Didatangkan dari Persis Solo dengan status pinjaman, kiper berusia 28 tahun itu diharapkan bisa menjadi tembok kokoh di lini pertahanan Arema FC.
Melihat pengalamannya yang sempat membela Borneo FC dan Persis Solo, kehadiran Gianluca dirasa cocok sebagai deputi bagi kiper Arema yang lain yakni Adi Satriyo dan Lucas Frigeri.
General Manager Arema FC, Yusrinal Fitriandi menjelaskan perekrutan kiper berusia 28 tahun itu tak lepas dari evaluasi bersama yang dilakukan tim pelatih dan manajemen.
Baca Juga: Jadwal Lengkap Putaran Kedua Arema FC BRI Super League 2025/2026
Lini pertahanan tim berjuluk Singo Edan ini memang terlihat rapuh dengan catatan 25 kali kebobolan, hadirnya Gianluca diharapkan bisa memperbaiki catatan minor tersebut.
“Tentu setelah evaluasi bersama jajaran pelatih, posisi penjaga gawang kami nilai masih membutuhkan tambahan untuk memperkuat lini pertahanan Arema FC. Kesepakatan ini terjadi setelah adanya komunikasi dan persetujuan antara kedua pihak, Arema FC dan Persis Solo,” ujar pria yang akrab disapa Inal itu dilansir dari laman resmi klub, Rabu (28/1/2026).
Ia berharap Gianluca bisa segera beradaptasi dengan tim dan menunjukkan performa terbaiknya di sisa kompetisi musim ini.
“Kami berharap selama berada di Arema FC, Gianluca bisa beradaptasi dengan baik, bersaing secara positif, dan mendapatkan menit bermain untuk memberikan kontribusi maksimal bagi tim,” jelasnya.
Baca Juga: Prediksi Susunan Pemain Dewa United vs Arema FC: Menanti Debut Punggawa Baru Singo Edan
Berikut ini beberapa fakta menarik rekrutan anyar Arema FC, Gianluca Pandeynuwu yang menarik untuk disimak Aremania dan Aremanita.
Fakta Menarik Rekrutan Anyar Arema FC Gianluca Pandeynuwu
1. Berada di Usia Matang sebagai Kiper
Gianluca Pandeynuwu lahir di Tomohon, Sulawesi Utara pada 9 November 1997 yang saat ini ia berusia 28 tahun. Usia yang cukup matang bagi seorang pesepakbola profesional.
Gianluca memiliki postur yang cukup ideal yakni 183 cm dan mendukung perannya sebagai penjaga gawang modern.
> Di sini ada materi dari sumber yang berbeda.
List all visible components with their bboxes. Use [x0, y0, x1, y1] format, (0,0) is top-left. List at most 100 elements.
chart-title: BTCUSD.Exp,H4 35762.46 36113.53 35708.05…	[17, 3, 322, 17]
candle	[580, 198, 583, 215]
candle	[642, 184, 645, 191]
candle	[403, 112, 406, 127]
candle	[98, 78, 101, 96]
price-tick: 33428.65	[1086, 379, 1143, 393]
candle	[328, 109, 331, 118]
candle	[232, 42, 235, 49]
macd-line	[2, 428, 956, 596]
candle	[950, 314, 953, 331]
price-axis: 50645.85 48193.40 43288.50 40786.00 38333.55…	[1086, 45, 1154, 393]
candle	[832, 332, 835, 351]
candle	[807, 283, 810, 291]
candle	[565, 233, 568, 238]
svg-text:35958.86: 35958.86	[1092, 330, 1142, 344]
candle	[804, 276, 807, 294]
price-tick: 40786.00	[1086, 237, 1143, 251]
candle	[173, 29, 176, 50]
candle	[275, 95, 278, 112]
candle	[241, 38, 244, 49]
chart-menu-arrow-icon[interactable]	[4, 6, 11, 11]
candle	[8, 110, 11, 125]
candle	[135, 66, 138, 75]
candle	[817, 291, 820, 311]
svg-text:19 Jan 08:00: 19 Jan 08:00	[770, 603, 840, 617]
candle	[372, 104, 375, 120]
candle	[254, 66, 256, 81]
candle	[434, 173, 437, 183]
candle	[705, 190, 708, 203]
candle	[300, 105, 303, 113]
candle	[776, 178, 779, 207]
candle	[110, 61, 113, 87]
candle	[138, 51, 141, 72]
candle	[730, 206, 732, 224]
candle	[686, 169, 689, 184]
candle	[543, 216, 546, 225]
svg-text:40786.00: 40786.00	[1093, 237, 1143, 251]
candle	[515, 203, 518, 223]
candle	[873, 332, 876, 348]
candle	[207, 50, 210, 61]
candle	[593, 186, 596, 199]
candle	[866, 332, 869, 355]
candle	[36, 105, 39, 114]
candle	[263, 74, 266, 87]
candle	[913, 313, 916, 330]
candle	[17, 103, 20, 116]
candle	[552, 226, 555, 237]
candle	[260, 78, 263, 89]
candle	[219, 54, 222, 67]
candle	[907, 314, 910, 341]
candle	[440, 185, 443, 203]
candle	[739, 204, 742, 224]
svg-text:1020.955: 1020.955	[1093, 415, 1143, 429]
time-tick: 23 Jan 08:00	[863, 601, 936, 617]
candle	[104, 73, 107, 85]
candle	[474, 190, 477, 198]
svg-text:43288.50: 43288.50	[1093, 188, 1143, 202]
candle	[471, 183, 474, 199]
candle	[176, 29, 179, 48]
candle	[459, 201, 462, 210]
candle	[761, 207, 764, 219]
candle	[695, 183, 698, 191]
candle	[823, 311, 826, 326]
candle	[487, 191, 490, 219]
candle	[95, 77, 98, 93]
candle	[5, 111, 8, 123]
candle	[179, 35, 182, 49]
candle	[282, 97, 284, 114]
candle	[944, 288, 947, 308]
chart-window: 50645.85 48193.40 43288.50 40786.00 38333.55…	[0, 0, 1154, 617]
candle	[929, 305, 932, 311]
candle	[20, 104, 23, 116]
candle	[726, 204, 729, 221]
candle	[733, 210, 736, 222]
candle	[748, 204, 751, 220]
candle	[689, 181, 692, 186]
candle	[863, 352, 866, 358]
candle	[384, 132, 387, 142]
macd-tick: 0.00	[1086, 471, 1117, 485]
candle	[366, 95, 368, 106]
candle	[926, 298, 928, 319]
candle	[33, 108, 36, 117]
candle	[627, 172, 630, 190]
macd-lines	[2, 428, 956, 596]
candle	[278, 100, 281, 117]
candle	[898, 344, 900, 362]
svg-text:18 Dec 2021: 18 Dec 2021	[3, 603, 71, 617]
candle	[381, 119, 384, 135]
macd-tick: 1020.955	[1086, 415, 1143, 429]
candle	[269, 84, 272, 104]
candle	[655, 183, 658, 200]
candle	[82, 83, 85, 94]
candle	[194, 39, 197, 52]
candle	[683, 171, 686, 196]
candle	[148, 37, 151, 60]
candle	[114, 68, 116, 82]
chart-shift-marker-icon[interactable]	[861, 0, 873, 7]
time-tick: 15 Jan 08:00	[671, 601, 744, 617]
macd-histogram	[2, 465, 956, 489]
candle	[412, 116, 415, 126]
Tidak hanya piawai dalam menghalau bola yang mengarah ke gawangnya, Gianluca juga memiliki kemampuan penguasan bola dengan baik dalam build up transisi permainan dari belakang ke depan.
2. Mengikuti Jejak Sang Ayah
Darah pesepakbola yang dimiliki Gianluca rupanya turun dari sang ayahanda yakni Hendra Pandeynuwu. Uniknya ayah dan anak ini bermain di posisi yang sama sebagai seorang penjaga gawang.
Hal ini menjadikannya pemain keturunan kiper profesional di keluarga sepak bola Indonesia. Gianluca mengawali karier sepakbolanya di Persminsel pada tahun 2013.
3. Karier Profesional Bersama Borneo FC
Nama Gianluca Pandeynuwu mulai dikenal publik pecinta sepak bola nasional, saat ia memulai karier profesionalnya bersama Borneo FC.
Namun, Gianluca tak langsung bergabung dengan tim senior melainkan dengan tim U-20 dan sempat dipinjamkan ke PSPS Riau pada 2017. Debut profesionalnya di Borneo FC pada 2018 melawan Perseru Serui, sejak saat itu ia mencatatkan 43 kali penampilan bersama Borneo FC sebelum hijrah ke Persis Solo pada 2022.
4. Memiliki Nilai Pasar Rp 2,61 Miliar
Mengutip dari laman Transfermarkt, Gianluca Pandeynuwu memiliki nilai pasar sebesar Rp 2,61 miliar. Sebelumnya nilai pasar tertinggi Gianluca di musim 2020/2021 sebesar Rp 3.04 miliar saat memperkuat Borneo FC dan di musim keduanya bersama Persis Solo.
Di putaran pertama musim ini, Gianluca jarang mendapatkan menit bermain yang cukup. Total ia membukukan tiga penampilan bersama Persis Solo dengan catatan tujuh kali kebobolan.